Ptolemy I Soter, a shrewd and cautious ruler, has emerged at the end of forty years of war with a compact and well-ordered realm.
The Ptolemaic kingdom is ethnically diverse.
During this initial period of Macedonian rule, Greek troops under Ptolemy have been given land grants and brought their families, encouraging tens of thousands of Greeks to settle the country making themselves the new ruling class.
These early Greek settlers have done little to hide their disdain for the Egyptian population that surrounds them, people they think to be barbaric.
Ptolemy is eighty-four in the winter of 283/282, when he dies in bed, the only one of Alexander's successors to do so.
He leaves a history of Alexander's campaigns that has not survived—it is to be a principal source for the surviving account by Arrian of Nicomedia.

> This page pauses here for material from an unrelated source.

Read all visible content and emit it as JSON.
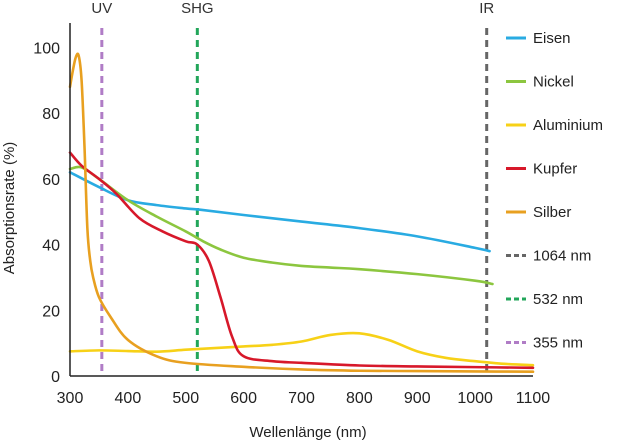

Ptolemy's provision for the Egyptian succession, which is based on examples from the time of the pharaohs, makes possible a peaceful transition.
Certain classes of people had proclaimed Ptolemy a deity several times during his life, and after his death, all the Egyptians raise him to the level of a god.
Ptolemy II Philadelphus, now sole ruler of Egypt, purges his family of possible rivals.
Arsinoe, daughter of King Lysimachus of Thrace, is married in about 282 to Ptolemy as part of the alliance between Thrace and Egypt against Syria.